THIS ESSAY HAS BEEN PUBLISHED IN THE MAY 2016 ISSUE OF ACES MAGAZINE
On view in the Islip Art Museum is a selection of artwork that examines the toxic relationship between industrial innovations and the environment. The exhibition, Poison Play, was curated by Museum Exhibitions & Curatorial Director/Curator Beth Giacummo and features the artwork of Margaret DeLima, Scott McIntire, John Sabraw, and Anne Seelbach. Through their artwork, each artist explores the detrimental effects of mankind’s carbon footprint on the world as natural resources are exploited for technological advancement and the dumping of bio-hazardous materials forever changes ecosystems.
Margaret DeLima alters the environment of the museum’s smallest gallery with her site-specific installation The Imprinted, which features 500 papier-mâché ducks that are group together in the center of the exhibition space. Each sculpted figure cranes its neck upward as a gesture of imprinting on the viewer, similar to how newborn wildlife impresses on their caregivers as a sign of love and trust. No matter where the viewer stands in the space to observe the installation, he or she will find several hundred ducks that extends its neck towards him or her. Upon viewing the work, one cannot help but feel responsible for the creatures’ wellbeing as their innocently helpless gestures imply connotations of trust. Hanging along the walls, below eye-level, are several pinned photographs that capture the process of how these sculptures are crafted.
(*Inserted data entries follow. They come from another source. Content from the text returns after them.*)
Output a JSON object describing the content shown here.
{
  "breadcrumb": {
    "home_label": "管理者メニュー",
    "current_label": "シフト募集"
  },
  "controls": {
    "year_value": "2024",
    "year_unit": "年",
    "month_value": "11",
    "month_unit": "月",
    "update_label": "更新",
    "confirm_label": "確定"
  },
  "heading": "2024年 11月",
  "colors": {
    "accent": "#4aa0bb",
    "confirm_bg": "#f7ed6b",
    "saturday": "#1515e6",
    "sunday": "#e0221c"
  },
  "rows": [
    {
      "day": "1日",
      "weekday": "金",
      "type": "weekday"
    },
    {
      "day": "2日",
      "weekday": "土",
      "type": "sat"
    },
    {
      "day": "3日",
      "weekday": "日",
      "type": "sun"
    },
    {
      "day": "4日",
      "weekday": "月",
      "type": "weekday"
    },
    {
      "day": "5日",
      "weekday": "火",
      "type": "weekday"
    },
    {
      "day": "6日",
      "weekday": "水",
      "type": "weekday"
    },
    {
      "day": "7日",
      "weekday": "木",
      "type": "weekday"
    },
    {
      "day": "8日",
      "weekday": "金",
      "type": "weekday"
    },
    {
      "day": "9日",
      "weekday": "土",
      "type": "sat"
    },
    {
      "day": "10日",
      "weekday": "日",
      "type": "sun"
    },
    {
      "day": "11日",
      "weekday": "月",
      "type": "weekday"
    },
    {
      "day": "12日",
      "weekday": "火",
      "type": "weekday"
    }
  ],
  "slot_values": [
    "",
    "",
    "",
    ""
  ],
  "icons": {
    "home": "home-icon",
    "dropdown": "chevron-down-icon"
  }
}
These pictures of the papier-mâché ducks, some yet to be colored, appear lifeless and stiff as they rest on their sides. These pictures are in stark contrast with the figures in the exhibition space that seem to inspire a sense of life within each figure.
Hanging in the hallways of the Islip Art Museum is a collection of paintings taken from Scott McIntire’s BioArt, Dark Energy and Energy series. Through these works, the artist addresses environmental concerns that often go unseen, rendering energy signatures generated from radio waves, cell phone transmissions, fracking, and global warming. The artist pairs these vibrant fields of energy with vivid depictions of vegetation, wildlife, and industrial power lines, in an effort to bring a sense of familiarity to the viewer as he or she contemplates the negative energy around his or herself.
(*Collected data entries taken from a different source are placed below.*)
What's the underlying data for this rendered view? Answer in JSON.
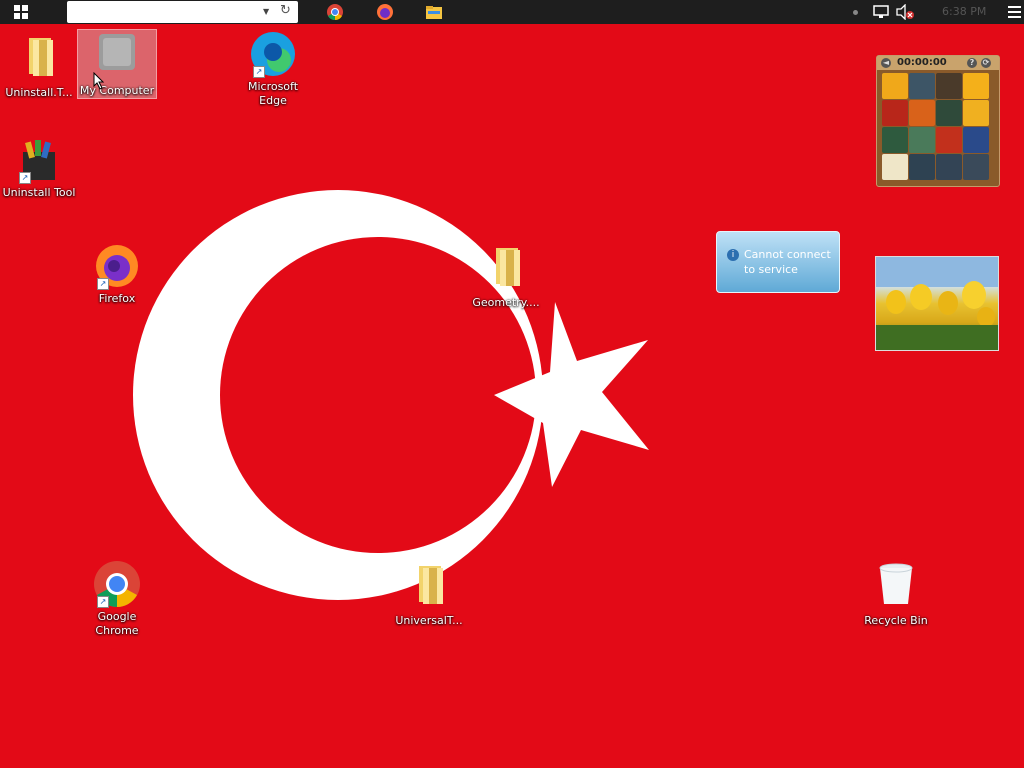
{
  "taskbar": {
    "address_value": "",
    "clock": "6:38 PM",
    "apps": [
      "chrome-icon",
      "firefox-icon",
      "file-explorer-icon"
    ]
  },
  "desktop": {
    "icons": [
      {
        "label": "Uninstall.T..."
      },
      {
        "label": "My Computer"
      },
      {
        "label": "Microsoft Edge"
      },
      {
        "label": "Uninstall Tool"
      },
      {
        "label": "Firefox"
      },
      {
        "label": "Geometry...."
      },
      {
        "label": "Google Chrome"
      },
      {
        "label": "UniversalT..."
      },
      {
        "label": "Recycle Bin"
      }
    ]
  },
  "gadgets": {
    "puzzle_timer": "00:00:00",
    "weather_message": "Cannot connect to service"
  },
  "colors": {
    "flag_red": "#e30a17",
    "taskbar": "#1e1e1e"
  }
}
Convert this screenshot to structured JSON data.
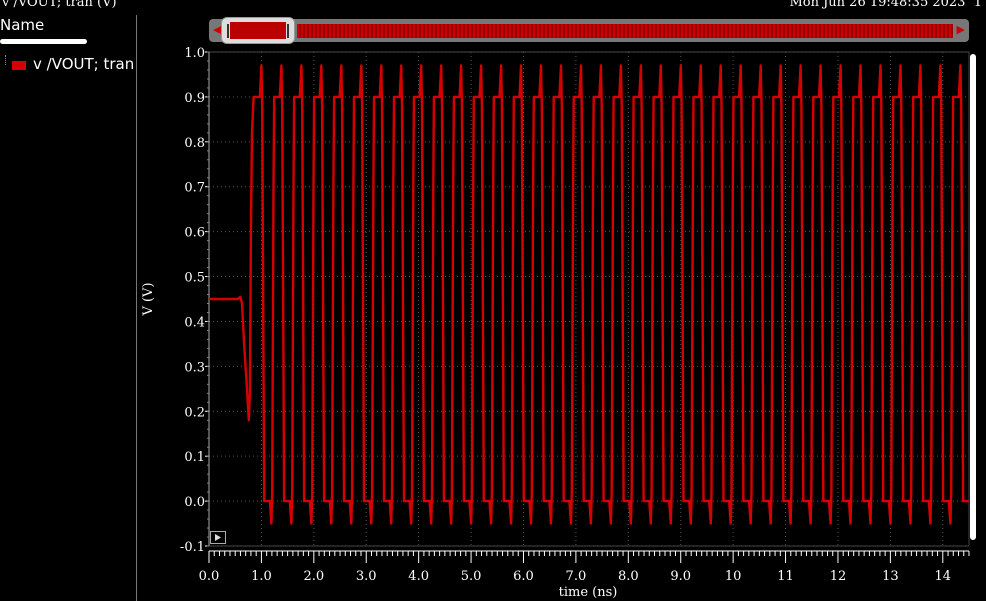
{
  "header": {
    "trace_title": "v /VOUT; tran (V)",
    "timestamp": "Mon Jun 26 19:48:35 2023",
    "page_indicator": "1"
  },
  "legend": {
    "column_header": "Name",
    "items": [
      {
        "label": "v /VOUT; tran",
        "color": "#d50000"
      }
    ]
  },
  "chart_data": {
    "type": "line",
    "xlabel": "time (ns)",
    "ylabel": "V (V)",
    "xlim": [
      0,
      14.5
    ],
    "ylim": [
      -0.1,
      1.0
    ],
    "x_ticks": [
      0.0,
      1.0,
      2.0,
      3.0,
      4.0,
      5.0,
      6.0,
      7.0,
      8.0,
      9.0,
      10,
      11,
      12,
      13,
      14
    ],
    "x_tick_labels": [
      "0.0",
      "1.0",
      "2.0",
      "3.0",
      "4.0",
      "5.0",
      "6.0",
      "7.0",
      "8.0",
      "9.0",
      "10",
      "11",
      "12",
      "13",
      "14"
    ],
    "y_ticks": [
      -0.1,
      0.0,
      0.1,
      0.2,
      0.3,
      0.4,
      0.5,
      0.6,
      0.7,
      0.8,
      0.9,
      1.0
    ],
    "y_tick_labels": [
      "-0.1",
      "0.0",
      "0.1",
      "0.2",
      "0.3",
      "0.4",
      "0.5",
      "0.6",
      "0.7",
      "0.8",
      "0.9",
      "1.0"
    ],
    "grid": true,
    "series": [
      {
        "name": "v /VOUT; tran",
        "color": "#d50000",
        "initial_level": 0.45,
        "startup_dip": 0.18,
        "startup_end": 0.85,
        "period": 0.381,
        "high_level": 0.9,
        "high_overshoot": 0.97,
        "low_level": 0.0,
        "low_undershoot": -0.05,
        "duty": 0.5
      }
    ]
  }
}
The largest gallery of the museum plays host to an arrangement of John Sabraw’s Chroma paintings. Here, the artist finds a productive alternative to contaminated materials by using them to create pulsating, large-scale works of art. In this series of work, Sabraw’s utilizes powdered iron oxide pigments, and other toxic materials that he has found in abandoned coalmines deserted caves and polluted streams. His abstracted circular paintings resemble blown up microcosms of toxic environments as if they are been observed from underneath a microscope lens. The paintings’ size and illuminating palettes, along with a poster explaining Sabraw’s artistic process and sealed jars of contaminated water and grounded pigments, warrants the viewer to contemplate the ramifications these poisonous materials have on the earth.
The final exhibition space features mixed media works of art taken from Anne Seelbach’s Troubled Waters Series along with the site-specific installation piece Marine World Maze. In this series of work, inspired by a mutated fish discovered by the artist along the shores of Sag Harbor, the artist draws the viewer’s attention to aquatic life and how manmade toxins such as pesticides, herbicide, and sewage runoff, influences natural environments and maritime development. The works exhibited here engage in a dialogue with the viewer, as they address the concerns of Long Island’s polluted water systems, the disposal of chemical and industrial waste, and how it influences the development and wellbeing of innocent oceanic life.
Poison Play features artists whose work explores the toxic ramifications technology has on the environment. The exhibition runs in conjunction with the Museum Shop exhibition Lazara, which features artwork by Caitlyn Shea. Both exhibitions were curated by Museum Exhibitions & Curatorial Director/Curator Beth Giacummo and are on view at the Islip Art Museum until June 5, 2016.